Investing in US Property? Get to Know FIRPTA
The Foreign Investment Real Property Tax Act (FIRPTA) is important to foreigners interested in investing in US property because it levies taxes on nonresident aliens and foreign corporations if they have Effectively Connected Income (ECI). ECI is defined as income someone receives when engaged in a trade or business within the US. So, when you sell a US property and realize a gain, the gain qualifies as ECI.
The rates of withholding for FIRPTA are dependent upon who owns the real property and the type of interest disposition.
Foreign Property Investment Withholding Rates
When a foreign person (or foreign partnership, estate, or trust) sells real property in the US, the withholding is calculated at 15% of the sale price. But, keep in mind that withholding rate shouldn’t be greater than the actual tax liability. Foreign property investors can apply for a reduced withholding rate by using Form 8288-B, which requests a withholding certificate.
The rates change for foreign corporations. If you’re a foreign corporation who sells a real US property, the income distributed to the foreign shareholders will use a 21% withholding from the capital gain realized from the sale.
Domestic Partnerships Investing in the US Property Market
When domestic partnerships sell real US property, the 15% withholding rate does not apply. Domestic partnerships are required to pay 35% of any gain distributable to the foreign partners. Domestic corporations that have foreign shareholders won’t have to pay FIRPTA taxes upon the sale, however. Since the corporation is domestic, they will be subject to the corporate tax rate of 21%.
Rental Income Taxes for Foreign Corporations
Any domestic rental income that is received by foreign corporations may face additional taxes on the distribution of earnings that is commonly referred to as the branch profits tax. Foreign corporations may be subject to an extra 30% branch profits tax.
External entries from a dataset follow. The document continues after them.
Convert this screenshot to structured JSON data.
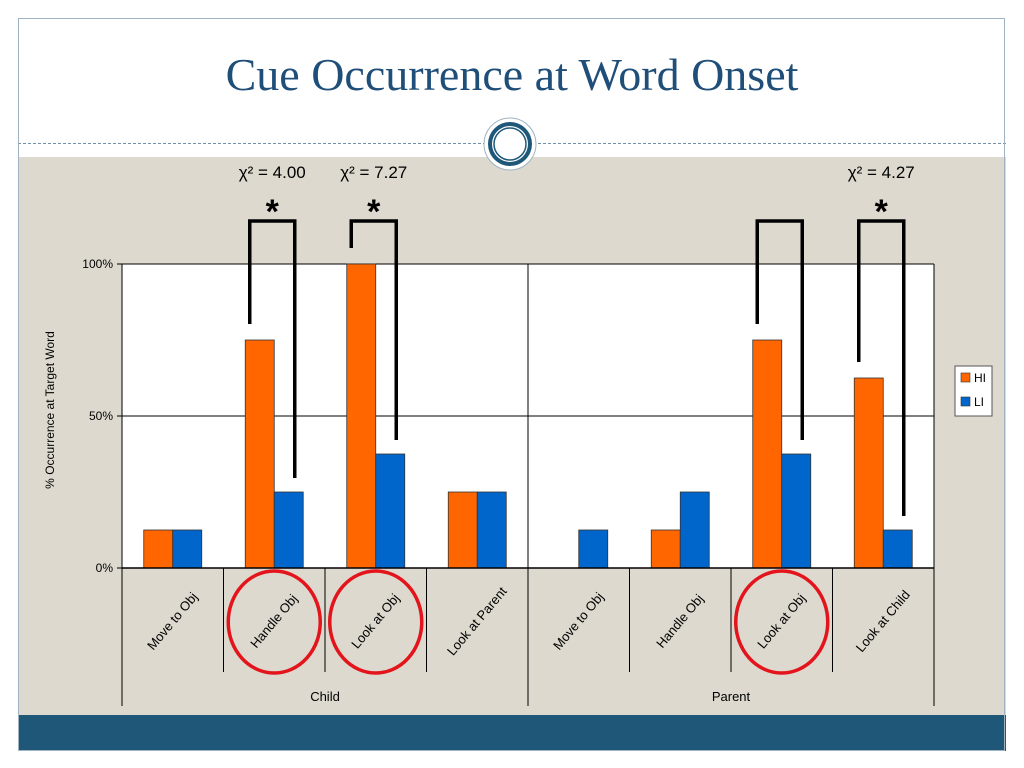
{
  "slide": {
    "title": "Cue Occurrence at Word Onset"
  },
  "colors": {
    "HI": "#ff6600",
    "LI": "#0066cc",
    "title": "#1f4e79",
    "highlight_circle": "#e3141b",
    "footer": "#1f5779",
    "background": "#ddd9ce"
  },
  "chart_data": {
    "type": "bar",
    "title": "",
    "xlabel": "",
    "ylabel": "% Occurrence at Target Word",
    "ylim": [
      0,
      100
    ],
    "yticks": [
      "0%",
      "50%",
      "100%"
    ],
    "grid": true,
    "legend_position": "right",
    "groups": [
      {
        "name": "Child",
        "categories": [
          "Move to Obj",
          "Handle Obj",
          "Look at Obj",
          "Look at Parent"
        ]
      },
      {
        "name": "Parent",
        "categories": [
          "Move to Obj",
          "Handle Obj",
          "Look at Obj",
          "Look at Child"
        ]
      }
    ],
    "categories": [
      "Move to Obj",
      "Handle Obj",
      "Look at Obj",
      "Look at Parent",
      "Move to Obj",
      "Handle Obj",
      "Look at Obj",
      "Look at Child"
    ],
    "series": [
      {
        "name": "HI",
        "values": [
          12.5,
          75,
          100,
          25,
          0,
          12.5,
          75,
          62.5
        ]
      },
      {
        "name": "LI",
        "values": [
          12.5,
          25,
          37.5,
          25,
          12.5,
          25,
          37.5,
          12.5
        ]
      }
    ],
    "annotations": [
      {
        "category_index": 1,
        "stat": "χ² = 4.00",
        "significant": true,
        "circled": true
      },
      {
        "category_index": 2,
        "stat": "χ² = 7.27",
        "significant": true,
        "circled": true
      },
      {
        "category_index": 6,
        "stat": "",
        "significant": false,
        "circled": true
      },
      {
        "category_index": 7,
        "stat": "χ² = 4.27",
        "significant": true,
        "circled": false
      }
    ],
    "significance_marker": "*"
  }
}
Depending on which country the foreign corporation is based out of, a tax treaty may reverse this obligation. If there is no tax treaty, then the corporation can play to pay the full rate of 30%. Sometimes, foreign corporations will choose to use domestic corporations as an instrument to go between the property and the foreign corporation, and in certain situations, this is a way to help mitigate the tax.
A little silver lining: foreign people investing in US property indirectly via offshore corporations are not liable for US income taxes directly or US tax-filing obligations. But, keep in mind that offshore corporations may be subject to US income tax pertaining to the investment operations and might be required to file annual US returns. But despite the taxes, the offshore corporations will typically not need to disclose the identity of the foreign owners.
Foreign persons who obtain ECI may also trigger state and local income taxes, which can be an extra hassle during tax time. Whenever you are investing in US property, it’s important to speak with a trained tax expert to avoid accidentally triggering extraneous tax filing obligations.